# Blue Buffalo Naturally Fresh Non-Clumping Pellet Cat Litter?



## HedgieGirl519 (Oct 21, 2011)

Has anyone used Blue Naturally Fresh Pellet Non-Clumping Cat Litter? Is it safe? I tried finding a picture of the litter, but couldn't find one.

http://www.petco.com/product/117876/Blu ... itter.aspx

_Blue Naturally Fresh Pellet Cat Litter is a major advance in cat litter. A proprietary blend of the fibrous materials in walnut shells is proven to neutralize odor unlike any other pellet litter! Unlike clay litter, which often throws off silica dust, Blue Naturally Fresh is virtually dust free so you and your cat can breathe easier. Blue Naturally Fresh Pellet Cat Litter has more than two times the odor control of leading pellet litters._

[attachment=0:3vip3p8t]859610007585C.jpg[/attachment:3vip3p8t]


----------



## Lilysmommy (Jan 7, 2009)

We had just gotten that in our store right before being told we were closing, and the picture of the pellets I saw looked like they'd be fine to use for hedgies. It's expensive though, I think more so than Yesterday's News.


----------



## HedgieGirl519 (Oct 21, 2011)

At PetSmart it was actually cheaper, just a little bit.
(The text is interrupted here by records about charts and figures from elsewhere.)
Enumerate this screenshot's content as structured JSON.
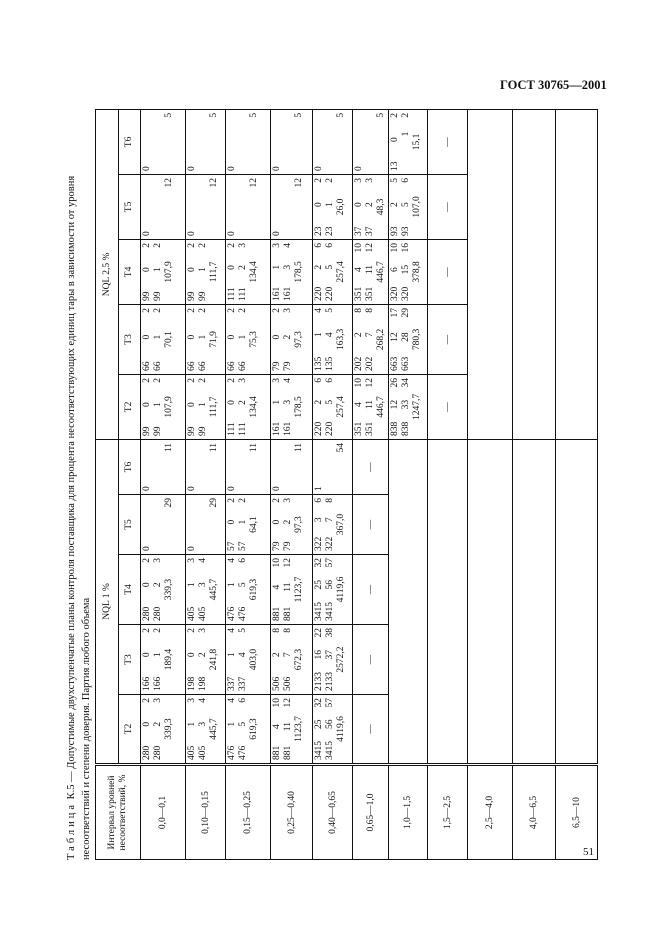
{
  "header": {
    "standard": "ГОСТ 30765—2001"
  },
  "page_number": "51",
  "caption": {
    "label": "Таблица",
    "line1": " К.5 — Допустимые двухступенчатые планы контроля поставщика для процента несоответствующих единиц тары в зависимости от уровня",
    "line2": "несоответствий и степени доверия. Партия любого объема"
  },
  "table": {
    "interval_header": "Интервал уровней несоответствий, %",
    "groups": [
      "NQL 1 %",
      "NQL 2,5 %"
    ],
    "columns": [
      "T2",
      "T3",
      "T4",
      "T5",
      "T6"
    ],
    "rows": [
      {
        "interval": "0,0—0,1",
        "nql1": [
          [
            "280 0 2",
            "280 2 3",
            "339,3"
          ],
          [
            "166 0 2",
            "166 1 2",
            "189,4"
          ],
          [
            "280 0 2",
            "280 2 3",
            "339,3"
          ],
          [
            "0",
            "",
            "29"
          ],
          [
            "0",
            "",
            "11"
          ]
        ],
        "nql25": [
          [
            "99 0 2",
            "99 1 2",
            "107,9"
          ],
          [
            "66 0 2",
            "66 1 2",
            "70,1"
          ],
          [
            "99 0 2",
            "99 1 2",
            "107,9"
          ],
          [
            "0",
            "",
            "12"
          ],
          [
            "0",
            "",
            "5"
          ]
        ]
      },
      {
        "interval": "0,10—0,15",
        "nql1": [
          [
            "405 1 3",
            "405 3 4",
            "445,7"
          ],
          [
            "198 0 2",
            "198 2 3",
            "241,8"
          ],
          [
            "405 1 3",
            "405 3 4",
            "445,7"
          ],
          [
            "0",
            "",
            "29"
          ],
          [
            "0",
            "",
            "11"
          ]
        ],
        "nql25": [
          [
            "99 0 2",
            "99 1 2",
            "111,7"
          ],
          [
            "66 0 2",
            "66 1 2",
            "71,9"
          ],
          [
            "99 0 2",
            "99 1 2",
            "111,7"
          ],
          [
            "0",
            "",
            "12"
          ],
          [
            "0",
            "",
            "5"
          ]
        ]
      },
      {
        "interval": "0,15—0,25",
        "nql1": [
          [
            "476 1 4",
            "476 5 6",
            "619,3"
          ],
          [
            "337 1 4",
            "337 4 5",
            "403,0"
          ],
          [
            "476 1 4",
            "476 5 6",
            "619,3"
          ],
          [
            "57 0 2",
            "57 1 2",
            "64,1"
          ],
          [
            "0",
            "",
            "11"
          ]
        ],
        "nql25": [
          [
            "111 0 2",
            "111 2 3",
            "134,4"
          ],
          [
            "66 0 2",
            "66 1 2",
            "75,3"
          ],
          [
            "111 0 2",
            "111 2 3",
            "134,4"
          ],
          [
            "0",
            "",
            "12"
          ],
          [
            "0",
            "",
            "5"
          ]
        ]
      },
      {
        "interval": "0,25—0,40",
        "nql1": [
          [
            "881 4 10",
            "881 11 12",
            "1123,7"
          ],
          [
            "506 2 8",
            "506 7 8",
            "672,3"
          ],
          [
            "881 4 10",
            "881 11 12",
            "1123,7"
          ],
          [
            "79 0 2",
            "79 2 3",
            "97,3"
          ],
          [
            "0",
            "",
            "11"
          ]
        ],
        "nql25": [
          [
            "161 1 3",
            "161 3 4",
            "178,5"
          ],
          [
            "79 0 2",
            "79 2 3",
            "97,3"
          ],
          [
            "161 1 3",
            "161 3 4",
            "178,5"
          ],
          [
            "0",
            "",
            "12"
          ],
          [
            "0",
            "",
            "5"
          ]
        ]
      },
      {
        "interval": "0,40—0,65",
        "nql1": [
          [
            "3415 25 32",
            "3415 56 57",
            "4119,6"
          ],
          [
            "2133 16 22",
            "2133 37 38",
            "2572,2"
          ],
          [
            "3415 25 32",
            "3415 56 57",
            "4119,6"
          ],
          [
            "322 3 6",
            "322 7 8",
            "367,0"
          ],
          [
            "1",
            "",
            "54"
          ]
        ],
        "nql25": [
          [
            "220 2 6",
            "220 5 6",
            "257,4"
          ],
          [
            "135 1 4",
            "135 4 5",
            "163,3"
          ],
          [
            "220 2 6",
            "220 5 6",
            "257,4"
          ],
          [
            "23 0 2",
            "23 1 2",
            "26,0"
          ],
          [
            "0",
            "",
            "5"
          ]
        ]
      },
      {
        "interval": "0,65—1,0",
        "nql1": [
          [
            "—"
          ],
          [
            "—"
          ],
          [
            "—"
          ],
          [
            "—"
          ],
          [
            "—"
          ]
        ],
        "nql25": [
          [
            "351 4 10",
            "351 11 12",
            "446,7"
          ],
          [
            "202 2 8",
            "202 7 8",
            "268,2"
          ],
          [
            "351 4 10",
            "351 11 12",
            "446,7"
          ],
          [
            "37 0 3",
            "37 2 3",
            "48,3"
          ],
          [
            "0",
            "",
            "5"
          ]
        ]
      },
      {
        "interval": "1,0—1,5",
        "nql1": [],
        "nql25": [
          [
            "838 12 26",
            "838 33 34",
            "1247,7"
          ],
          [
            "663 12 17",
            "663 28 29",
            "780,3"
          ],
          [
            "320 6 10",
            "320 15 16",
            "378,8"
          ],
          [
            "93 2 5",
            "93 5 6",
            "107,0"
          ],
          [
            "13 0 2",
            "1 2",
            "15,1"
          ]
        ]
      },
      {
        "interval": "1,5—2,5",
        "nql1": [],
        "nql25": [
          [
            "—"
          ],
          [
            "—"
          ],
          [
            "—"
          ],
          [
            "—"
          ],
          [
            "—"
          ]
        ]
      },
      {
        "interval": "2,5—4,0",
        "nql1": [],
        "nql25": []
      },
      {
        "interval": "4,0—6,5",
        "nql1": [],
        "nql25": []
      },
      {
        "interval": "6,5—10",
        "nql1": [],
        "nql25": []
      }
    ]
  }
}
A 30lb bag of Yesterday's New was $19.99. A 17lb bag of Blue was $9.99.


----------



## damarshadow (Aug 19, 2015)

So I got the Walnut based blue naturally non clumping litter however my hedgehog has not had a litter box before so when i introduced it to her she started trying to eat it should i be worried about that


----------